Ce permettra de faciliter les communications lors des futures missions vers la Lune. 

L’Agence spatiale européenne a dévoilé sa stratégie pour mettre en place un réseau de communication lunaire. L’objectif de ce projet baptisé Moonlight est de faciliter les échanges avec la Terre lors des futures missions habitées vers la Lune, mais pas seulement. « Une liaison lunaire à long terme favorisera une exploration spatiale durable », a indiqué l’ESA sur son site.

Pour atteindre cet objectif de constellation de satellites autour de la Lune, l’ESA s’est associée à plusieurs grandes entreprises privées et institutions afin de trouver le meilleur moyen de mettre en place ce réseau.
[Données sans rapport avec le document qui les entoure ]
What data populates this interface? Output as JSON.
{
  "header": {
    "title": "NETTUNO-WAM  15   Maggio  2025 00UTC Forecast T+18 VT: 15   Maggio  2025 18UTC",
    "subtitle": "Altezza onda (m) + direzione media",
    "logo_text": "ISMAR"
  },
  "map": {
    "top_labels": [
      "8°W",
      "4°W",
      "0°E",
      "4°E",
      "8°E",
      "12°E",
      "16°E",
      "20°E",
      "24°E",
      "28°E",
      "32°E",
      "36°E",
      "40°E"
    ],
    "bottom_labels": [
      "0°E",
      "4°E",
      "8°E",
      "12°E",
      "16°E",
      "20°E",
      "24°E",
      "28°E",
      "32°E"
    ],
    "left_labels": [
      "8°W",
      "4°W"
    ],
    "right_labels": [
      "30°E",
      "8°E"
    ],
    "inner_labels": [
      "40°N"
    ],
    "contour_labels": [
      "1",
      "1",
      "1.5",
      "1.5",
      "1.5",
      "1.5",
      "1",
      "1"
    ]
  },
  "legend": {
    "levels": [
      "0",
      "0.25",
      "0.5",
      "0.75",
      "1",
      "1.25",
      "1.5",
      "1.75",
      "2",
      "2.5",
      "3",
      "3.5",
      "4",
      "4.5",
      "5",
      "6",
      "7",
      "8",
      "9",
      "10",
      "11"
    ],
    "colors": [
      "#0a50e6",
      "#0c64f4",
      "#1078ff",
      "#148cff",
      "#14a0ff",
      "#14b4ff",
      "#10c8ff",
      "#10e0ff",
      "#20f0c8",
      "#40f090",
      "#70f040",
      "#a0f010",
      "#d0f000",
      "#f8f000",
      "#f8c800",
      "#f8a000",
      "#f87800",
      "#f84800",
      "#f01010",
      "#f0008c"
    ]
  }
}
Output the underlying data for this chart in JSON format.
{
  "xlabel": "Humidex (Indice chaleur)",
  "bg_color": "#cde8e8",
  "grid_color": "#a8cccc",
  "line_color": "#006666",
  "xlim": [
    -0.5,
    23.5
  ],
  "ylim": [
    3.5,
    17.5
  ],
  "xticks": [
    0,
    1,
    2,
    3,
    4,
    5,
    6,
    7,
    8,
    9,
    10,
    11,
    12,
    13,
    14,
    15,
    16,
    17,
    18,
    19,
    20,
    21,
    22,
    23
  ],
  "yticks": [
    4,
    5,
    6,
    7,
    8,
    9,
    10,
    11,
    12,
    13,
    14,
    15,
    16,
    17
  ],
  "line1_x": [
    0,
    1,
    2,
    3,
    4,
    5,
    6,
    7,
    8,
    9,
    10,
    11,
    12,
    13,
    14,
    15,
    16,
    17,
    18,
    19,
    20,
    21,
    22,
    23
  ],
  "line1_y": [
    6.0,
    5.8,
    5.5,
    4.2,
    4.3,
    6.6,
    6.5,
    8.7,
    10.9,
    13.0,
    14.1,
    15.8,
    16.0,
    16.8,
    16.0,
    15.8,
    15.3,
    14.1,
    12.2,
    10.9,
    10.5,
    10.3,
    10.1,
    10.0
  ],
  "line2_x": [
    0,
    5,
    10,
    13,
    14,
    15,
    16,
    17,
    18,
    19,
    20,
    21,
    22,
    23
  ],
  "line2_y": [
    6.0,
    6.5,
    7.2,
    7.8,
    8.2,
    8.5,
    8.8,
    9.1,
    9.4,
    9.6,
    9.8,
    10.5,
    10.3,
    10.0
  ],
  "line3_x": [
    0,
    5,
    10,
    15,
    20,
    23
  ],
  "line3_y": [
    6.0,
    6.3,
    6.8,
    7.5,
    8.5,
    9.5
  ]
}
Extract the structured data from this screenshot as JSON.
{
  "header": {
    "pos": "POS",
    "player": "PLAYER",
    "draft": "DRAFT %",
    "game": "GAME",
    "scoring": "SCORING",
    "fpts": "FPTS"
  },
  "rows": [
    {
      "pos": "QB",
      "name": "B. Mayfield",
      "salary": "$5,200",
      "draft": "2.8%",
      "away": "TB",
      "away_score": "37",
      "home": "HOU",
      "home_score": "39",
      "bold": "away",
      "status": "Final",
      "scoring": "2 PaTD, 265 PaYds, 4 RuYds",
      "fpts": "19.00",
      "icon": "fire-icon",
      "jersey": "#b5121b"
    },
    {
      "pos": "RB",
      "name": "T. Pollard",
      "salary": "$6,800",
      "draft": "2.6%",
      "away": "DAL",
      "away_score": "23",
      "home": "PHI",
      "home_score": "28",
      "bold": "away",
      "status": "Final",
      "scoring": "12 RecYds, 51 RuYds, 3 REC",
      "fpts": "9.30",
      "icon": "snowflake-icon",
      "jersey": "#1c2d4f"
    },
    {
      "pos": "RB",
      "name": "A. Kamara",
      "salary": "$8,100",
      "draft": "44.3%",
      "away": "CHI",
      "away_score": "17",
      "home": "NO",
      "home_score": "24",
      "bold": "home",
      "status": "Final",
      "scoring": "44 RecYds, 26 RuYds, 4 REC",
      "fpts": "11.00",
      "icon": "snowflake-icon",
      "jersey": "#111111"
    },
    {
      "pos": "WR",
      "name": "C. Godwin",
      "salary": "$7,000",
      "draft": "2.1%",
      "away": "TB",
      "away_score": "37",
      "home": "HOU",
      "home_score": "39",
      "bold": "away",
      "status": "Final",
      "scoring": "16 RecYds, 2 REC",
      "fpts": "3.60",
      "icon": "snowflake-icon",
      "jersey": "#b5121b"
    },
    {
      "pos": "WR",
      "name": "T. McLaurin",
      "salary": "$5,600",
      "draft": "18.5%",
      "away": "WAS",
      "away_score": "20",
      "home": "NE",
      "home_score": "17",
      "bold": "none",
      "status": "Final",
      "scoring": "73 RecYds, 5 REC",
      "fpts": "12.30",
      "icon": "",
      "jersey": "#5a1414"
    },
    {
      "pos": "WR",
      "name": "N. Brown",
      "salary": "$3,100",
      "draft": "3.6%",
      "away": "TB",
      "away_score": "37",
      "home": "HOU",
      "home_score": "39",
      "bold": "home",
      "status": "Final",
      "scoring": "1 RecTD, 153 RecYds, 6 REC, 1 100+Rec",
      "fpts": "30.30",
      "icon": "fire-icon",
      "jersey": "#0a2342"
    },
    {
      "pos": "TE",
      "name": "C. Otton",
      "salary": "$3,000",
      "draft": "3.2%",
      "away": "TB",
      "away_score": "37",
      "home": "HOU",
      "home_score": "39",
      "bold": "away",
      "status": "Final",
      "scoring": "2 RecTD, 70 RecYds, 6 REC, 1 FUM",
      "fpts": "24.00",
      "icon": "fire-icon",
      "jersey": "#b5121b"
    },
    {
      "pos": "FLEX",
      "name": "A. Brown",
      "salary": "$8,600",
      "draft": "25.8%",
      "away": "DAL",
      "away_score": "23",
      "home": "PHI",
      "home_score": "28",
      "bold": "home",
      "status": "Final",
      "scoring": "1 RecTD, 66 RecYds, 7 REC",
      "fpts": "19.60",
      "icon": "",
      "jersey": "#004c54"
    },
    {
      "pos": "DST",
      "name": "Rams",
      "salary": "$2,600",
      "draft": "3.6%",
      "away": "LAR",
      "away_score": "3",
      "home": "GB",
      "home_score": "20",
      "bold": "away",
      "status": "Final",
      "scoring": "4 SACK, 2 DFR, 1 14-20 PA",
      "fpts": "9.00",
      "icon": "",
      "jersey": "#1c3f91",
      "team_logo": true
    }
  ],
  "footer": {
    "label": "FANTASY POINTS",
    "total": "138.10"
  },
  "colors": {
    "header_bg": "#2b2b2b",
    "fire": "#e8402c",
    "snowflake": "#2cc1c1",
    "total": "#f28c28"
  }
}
L’agence spatiale européenne prévoit ainsi de financer « deux consortiums d’entreprises pour définir en détail la prestation de services de télécommunications et de navigation pour les missions sur la Lune, dans le cadre de l’initiative Moonlight de l’agence. »

La présence d’une constellation de satellites autour de la Lune offrira une navigation lunaire plus fiable qui permettra aux différentes missions lunaires de poser plus facilement le pied  au sol sur le satellite. De plus, les téléopérations des rovers sur le sol lunaire depuis notre planète seront également facilitées.

« En créant un réseau de télécommunications et de navigation fiable et efficace à travers une constellation de satellites lunaires », il sera effectivement plus facile d’explorer la Lune, mais aussi l’espace à proximité, car établir une présence humaine permanente sur ce satellite naturel grâce au réseau de communication n’est que la première étape d’un projet plus ambitieux encore. « Cela nous aidera à ouvrir la voie à des missions sur Mars et au-delà », indique Élodie Viau, directrice de la branche Télécommunications et Applications Intégrées de l’ESA.

Le plan de déploiement d’un réseau de communication autour de la Lune devra être validé par le Conseil des ministres de l’agence, afin d’être mis en œuvre dans le courant 2022. L’objectif est de rendre les premiers satellites opérationnels d’ici la fin de la décennie.